Four of Finland’s Government Leaders Are Women Under 35

Supermajority Education Fund

January 10, 2020

On December 8, Sanna Marin, a member of the left-wing Social Democratic Party, was elected as the prime minister of Finland. Although at 34 years old, she is now the world’s youngest prime minister Marin told a Finnish publication, “I have not actually ever thought about my age or my gender.” She added that she instead thinks of “the reasons I got into politics and those things for which we have won the trust of the electorate.”

Finland elected its first female prime minister in 2003, and women make up nearly 50 percent of its parliament leadership. In this most recent election, a number of other women were elected as heads of their respective parties, too, including Katri Kulmuni, 32, of the Centre Party; Maria Ohisalo, 34, of the Green Party; Li Andersson, 32, of the Left Alliance; and Anna-Maja Henriksson, 55, of the Swedish People’s Party.

According to the United Nations Women’s website, as of February 2019, only 24.3 percent of all national parliamentarians were women. As of June 2019, only 11 women were serving as Heads of State, and 12 were Head of Government. 

The U.S. notably lags in gender representation in politics: The country ranks 75th in the world when it comes to women’s leadership in politics. 

But in January 2018, there appeared to be a sea change among American women; New York magazine reported that 390 women were planning to run for the House of Representatives, while 49 women had already said they were running for Senate.

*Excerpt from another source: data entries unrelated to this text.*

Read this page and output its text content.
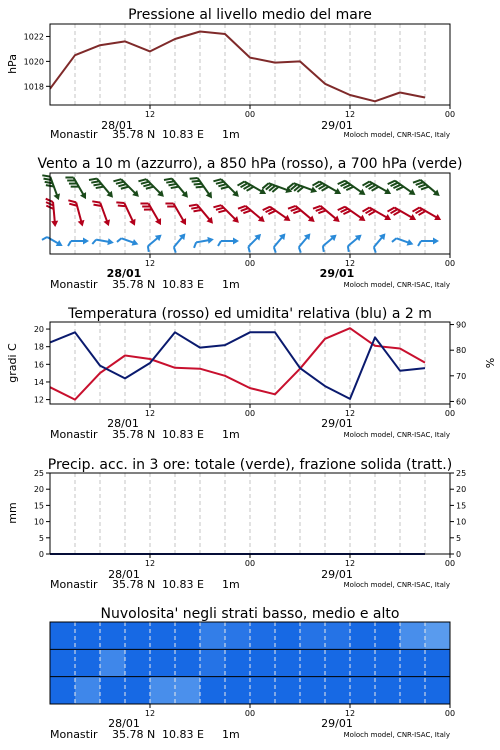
Pressione al livello medio del mare
hPa
1018
1020
1022
12	00	12	00
28/01	29/01
Monastir 35.78 N 10.83 E 1m	Moloch model, CNR-ISAC, Italy
Vento a 10 m (azzurro), a 850 hPa (rosso), a 700 hPa (verde)
12	00	12	00
28/01	29/01
Monastir 35.78 N 10.83 E 1m	Moloch model, CNR-ISAC, Italy
Temperatura (rosso) ed umidita' relativa (blu) a 2 m
gradi C	%
12
14
16
18
20
60
70
80
90
12	00	12	00
28/01	29/01
Monastir 35.78 N 10.83 E 1m	Moloch model, CNR-ISAC, Italy
Precip. acc. in 3 ore: totale (verde), frazione solida (tratt.)
mm
0
5
10
15
20
25
0
5
10
15
20
25
12	00	12	00
28/01	29/01
Monastir 35.78 N 10.83 E 1m	Moloch model, CNR-ISAC, Italy
Nuvolosita' negli strati basso, medio e alto
12	00	12	00
28/01	29/01
Monastir 35.78 N 10.83 E 1m	Moloch model, CNR-ISAC, Italy
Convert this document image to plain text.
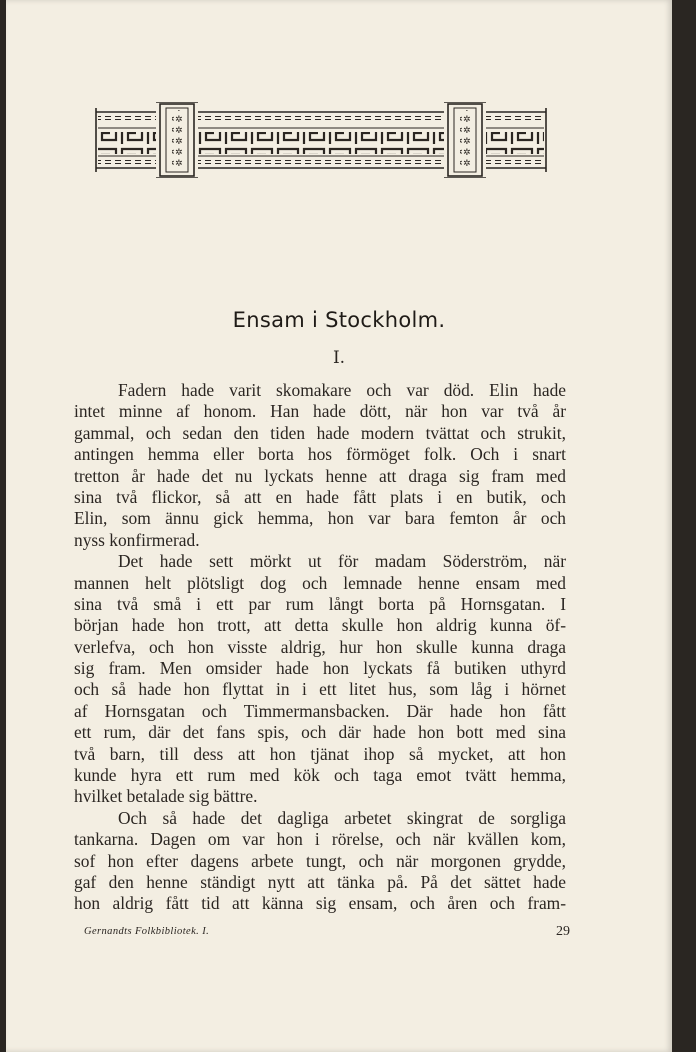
Ensam i Stockholm.
I.
Fadern hade varit skomakare och var död. Elin hade
intet minne af honom. Han hade dött, när hon var två år
gammal, och sedan den tiden hade modern tvättat och strukit,
antingen hemma eller borta hos förmöget folk. Och i snart
tretton år hade det nu lyckats henne att draga sig fram med
sina två flickor, så att en hade fått plats i en butik, och
Elin, som ännu gick hemma, hon var bara femton år och
nyss konfirmerad.
Det hade sett mörkt ut för madam Söderström, när
mannen helt plötsligt dog och lemnade henne ensam med
sina två små i ett par rum långt borta på Hornsgatan. I
början hade hon trott, att detta skulle hon aldrig kunna öf-
verlefva, och hon visste aldrig, hur hon skulle kunna draga
sig fram. Men omsider hade hon lyckats få butiken uthyrd
och så hade hon flyttat in i ett litet hus, som låg i hörnet
af Hornsgatan och Timmermansbacken. Där hade hon fått
ett rum, där det fans spis, och där hade hon bott med sina
två barn, till dess att hon tjänat ihop så mycket, att hon
kunde hyra ett rum med kök och taga emot tvätt hemma,
hvilket betalade sig bättre.
Och så hade det dagliga arbetet skingrat de sorgliga
tankarna. Dagen om var hon i rörelse, och när kvällen kom,
sof hon efter dagens arbete tungt, och när morgonen grydde,
gaf den henne ständigt nytt att tänka på. På det sättet hade
hon aldrig fått tid att känna sig ensam, och åren och fram-
Gernandts Folkbibliotek. I.	29
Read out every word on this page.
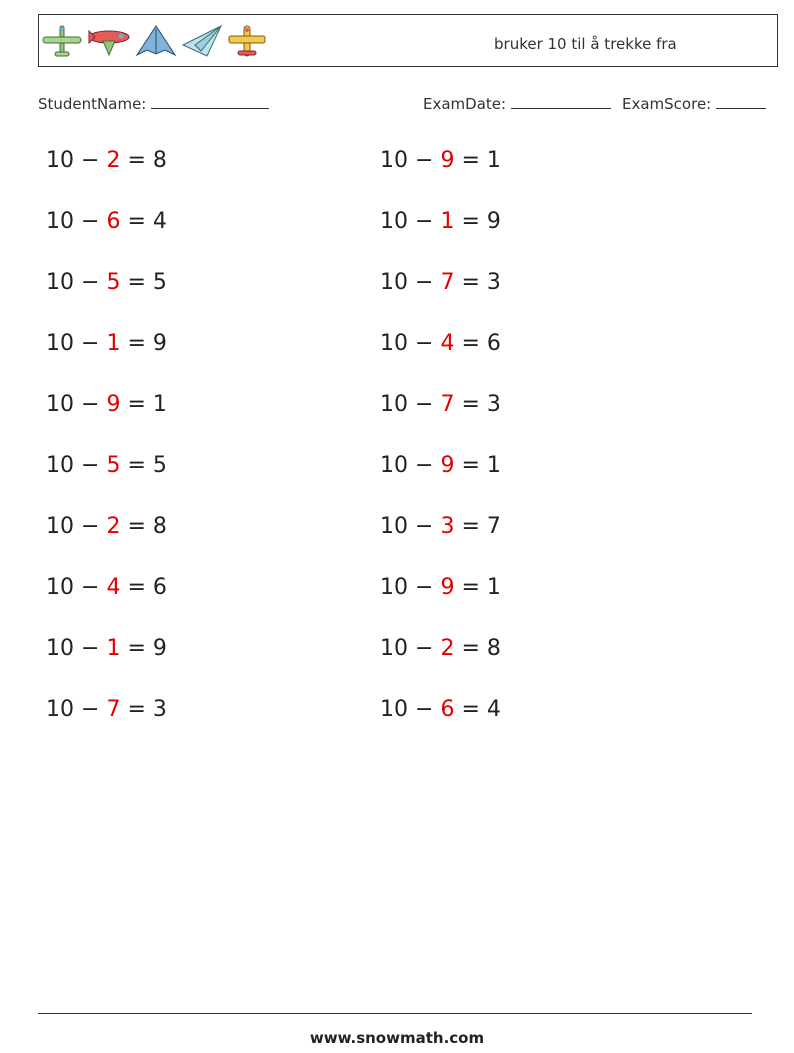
bruker 10 til å trekke fra
StudentName:	ExamDate:	ExamScore:
10 − 2 = 8
10 − 6 = 4
10 − 5 = 5
10 − 1 = 9
10 − 9 = 1
10 − 5 = 5
10 − 2 = 8
10 − 4 = 6
10 − 1 = 9
10 − 7 = 3
10 − 9 = 1
10 − 1 = 9
10 − 7 = 3
10 − 4 = 6
10 − 7 = 3
10 − 9 = 1
10 − 3 = 7
10 − 9 = 1
10 − 2 = 8
10 − 6 = 4
www.snowmath.com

In January 2019, a record 102 women were sworn into the House of Representatives, while Nancy Pelosi reclaimed her title as Speaker of the House. 

Dr. Mary Nugent, a political scientist, specializing in gender and politics, told Supermajority News that a big reason why the U.S. is behind other countries in its female leadership has to do with the fact that there aren’t enough women across the aisle in Congress. 

 “If the percent of women in Congress were the same as the percent of women in the Democratic House Caucus, for example, the U.S. would be in the top 20 countries for women’s representation (rather than 76th),” she said. 

She added that Finland’s recent victory will hopefully serve as an example for countries that have not yet put a woman in a significant leadership position, such as President of the United States of America. 

“Less than 15 percent of politicians around the world are under 40, and only 2 percent of parliamentarians in the world are under 30,” Nugent said. “I think it’s also important that Sanna Marin’s leadership comes at a time when there are other examples we can point to—Jacinda Ardern in New Zealand and women in Congress like AOC and Lauren Underwood—that means that we are slowly moving towards young women in politics being a norm rather than the exception.”